Revista Novedades Educativas 211 - Julio 08


Un enfoque desde el interaccionismo socio-discursivo (selección de fragmentos)

1.

En diálogo con Dora Riestra, Jean Paul Bronckart se refiere a los orígenes, principales conceptos y aportes
del interaccionismo socio-discursivo, un marco teórico desde el cual se abordan algunas cuestiones centrales
en la enseñanza de las lenguas.

En la formación docente circula cierto antagonismo entre formación teórica y análisis de la práctica. ¿Cuál
es el papel que juegan las teorías como marcos epistemológicos de la didáctica de las lenguas en general y
el interaccionismo socio-discursivo en particular?

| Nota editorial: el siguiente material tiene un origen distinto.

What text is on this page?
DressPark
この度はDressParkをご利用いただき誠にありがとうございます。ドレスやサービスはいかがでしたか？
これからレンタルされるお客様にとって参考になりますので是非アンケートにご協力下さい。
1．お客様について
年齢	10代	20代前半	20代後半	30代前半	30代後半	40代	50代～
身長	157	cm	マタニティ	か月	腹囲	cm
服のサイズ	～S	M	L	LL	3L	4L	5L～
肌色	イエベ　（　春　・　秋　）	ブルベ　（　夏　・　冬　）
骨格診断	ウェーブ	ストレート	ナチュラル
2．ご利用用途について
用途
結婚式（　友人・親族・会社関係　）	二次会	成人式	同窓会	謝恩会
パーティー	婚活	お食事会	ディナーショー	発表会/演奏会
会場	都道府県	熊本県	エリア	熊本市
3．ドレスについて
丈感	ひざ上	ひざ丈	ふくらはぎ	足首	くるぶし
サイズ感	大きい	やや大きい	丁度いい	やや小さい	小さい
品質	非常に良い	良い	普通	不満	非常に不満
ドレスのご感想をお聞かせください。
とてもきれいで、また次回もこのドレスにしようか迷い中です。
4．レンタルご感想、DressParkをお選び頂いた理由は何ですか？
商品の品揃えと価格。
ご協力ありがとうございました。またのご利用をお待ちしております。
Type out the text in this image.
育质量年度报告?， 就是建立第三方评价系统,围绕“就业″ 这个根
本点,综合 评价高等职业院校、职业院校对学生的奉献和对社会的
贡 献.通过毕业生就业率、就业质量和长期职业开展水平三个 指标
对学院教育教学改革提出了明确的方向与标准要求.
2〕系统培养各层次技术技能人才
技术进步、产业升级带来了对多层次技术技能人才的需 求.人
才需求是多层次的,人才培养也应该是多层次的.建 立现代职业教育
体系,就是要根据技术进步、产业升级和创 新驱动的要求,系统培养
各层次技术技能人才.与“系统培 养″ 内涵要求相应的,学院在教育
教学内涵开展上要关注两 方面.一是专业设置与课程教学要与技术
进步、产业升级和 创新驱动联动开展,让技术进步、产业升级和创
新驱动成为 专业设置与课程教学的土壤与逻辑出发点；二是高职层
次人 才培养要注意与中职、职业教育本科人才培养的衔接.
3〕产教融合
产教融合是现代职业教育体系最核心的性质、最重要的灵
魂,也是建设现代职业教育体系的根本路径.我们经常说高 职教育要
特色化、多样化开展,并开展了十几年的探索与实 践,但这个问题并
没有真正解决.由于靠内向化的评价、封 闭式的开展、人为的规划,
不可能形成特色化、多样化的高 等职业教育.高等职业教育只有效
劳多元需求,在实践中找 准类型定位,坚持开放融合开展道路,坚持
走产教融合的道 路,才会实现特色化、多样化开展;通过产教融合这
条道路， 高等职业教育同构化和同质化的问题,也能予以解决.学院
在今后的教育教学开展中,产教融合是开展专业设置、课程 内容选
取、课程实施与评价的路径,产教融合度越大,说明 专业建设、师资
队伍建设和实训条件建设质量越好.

_De un modo general, sostengo que no solo la formación de enseñantes debe combinar, de manera
equilibrada, enseñanzas teóricas o nocionales y procesos de análisis de las prácticas, sino, sobre todo, que esos
dos aspectos de la formación son complementarios, que pueden y deben reforzarse mutuamente. Pero hay un
cierto número de condiciones para que esta interacción sea eficaz.

El análisis de las prácticas, tal como se efectúa en muchas instituciones de formación, especialmente en Suiza y
Brasil, que son las que conozco mejor, es a menudo introducido demasiado temprano y de manera poco
organizada.

Analizar las prácticas consiste en observar lo que pasa en una clase real y, particularmente, identificar y
calificar fenómenos didácticos importantes o significativos. Por lo tanto, esta capacidad de análisis no está
dada naturalmente, se aprende, es necesario preparar cuidadosamente a los estudiantes antes de que realicen sus
trabajos de análisis de las prácticas. Si esta preparación no se hace, la mayoría de los estudiantes, en lugar de
describir lo que pasa efectivamente en la clase, se contentan con repetir lo que les fue dicho en algunos cursos
teóricos y entonces describen lo que debió hacerse y, a veces evalúan negativamente a los profesores en
función de sus conocimientos y del “trabajo prescripto”. Esta preparación necesaria para el análisis de las
prácticas consta de tres aspectos.

En principio, se trata de establecer en el marco de interacciones previas entre los formadores y los estudiantes
objetivos precisos de análisis. Estos pueden referirse, sobre todo al trabajo del enseñante: su “estilo interactivo”
(tono declarativo o interrogativo; número de tomas de palabra en relación con la de los alumnos, etc.), la
manera en que mantiene o no su plan de trabajo a lo largo de la clase, la manera en que reacciona frente a
obstáculos que le presentan los alumnos, etcétera. Pueden referirse a los objetos de enseñanza (qué palabras
utiliza para designar esos objetos; cómo esas palabras se modifican eventualmente en el curso de una clase,
por qué razones, etc.)Pueden referirse incluso a los alumnos, la manera en que reaccionan frente a las
consignas de los enseñantes, las dificultades de comprensión que expresan, los aprendizajes que parecen
realizar, etcétera. Un mismo proceso de análisis puede, con certeza, tener muchos objetivos, pero lo importante
en este aspecto es considerar que no se puede ver todo y observar todo y que es necesario elegir los elementos
sobre los que se va a realizar el análisis.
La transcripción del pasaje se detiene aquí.